Already, though, she was walking away, pausing at the sliding doors to allow an elderly woman pushing a cart to exit before her. The woman looked up and thanked her. Dawn nodded and smiled.
Again, Dawn attempted to open her mouth, to do more than just nod. If she could just tell the woman to go across the road and meet her son, or go back into the shop, talk to Kylie and tell her to wait. Just another few seconds was all that was needed to save Tommy. Her muscles ached from the exertion her mind had placed on them. Was the ache real or imagined?
Again, she failed. The moment lost.
In less than a minute, she was back at her car placing the groceries in the trunk. Walking to the driver’s door, she clicked the remote unlock. As she reached for the door, she mentally attempted to pull back her hand. This time she worked at her elbow. It was like attempting mental telepathy. Every ounce of will she possessed was now focused on her hand.

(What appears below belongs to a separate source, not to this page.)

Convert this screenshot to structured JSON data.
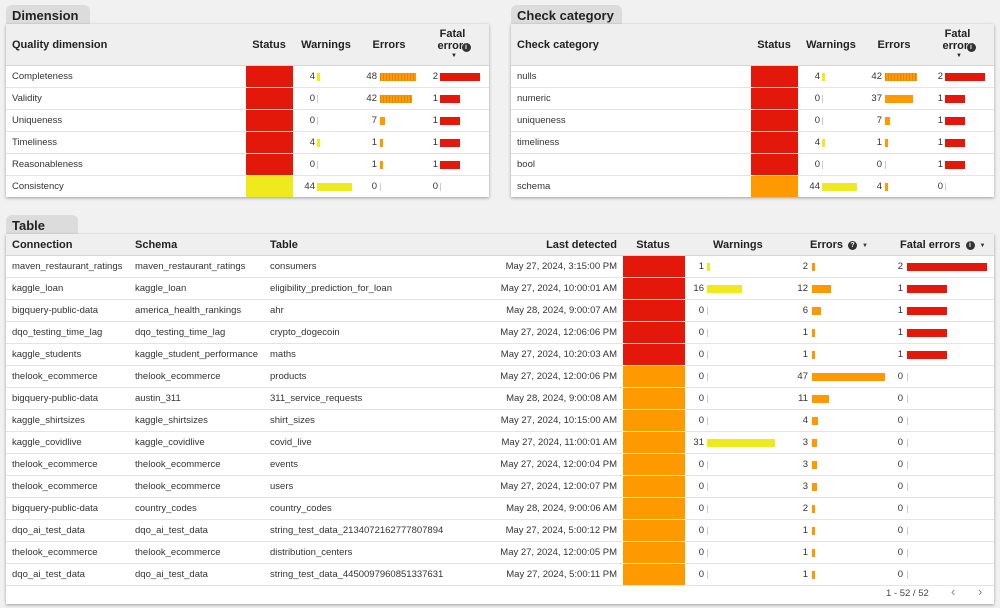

Tommy’s appearance at the door of the studio was so close she felt it bear down on her like an oncoming train. She couldn’t let him die again.
It was such a simple action, the flexing of her hand and applying the small pressure to spring the door’s catch. An action, to which she’d never given a second thought, now required everything she had in her to halt. As her fingertips curled under the metal handle, she suddenly felt an unusual sensation. She’d done something. It was like discovering you could reach something that had been impossibly high.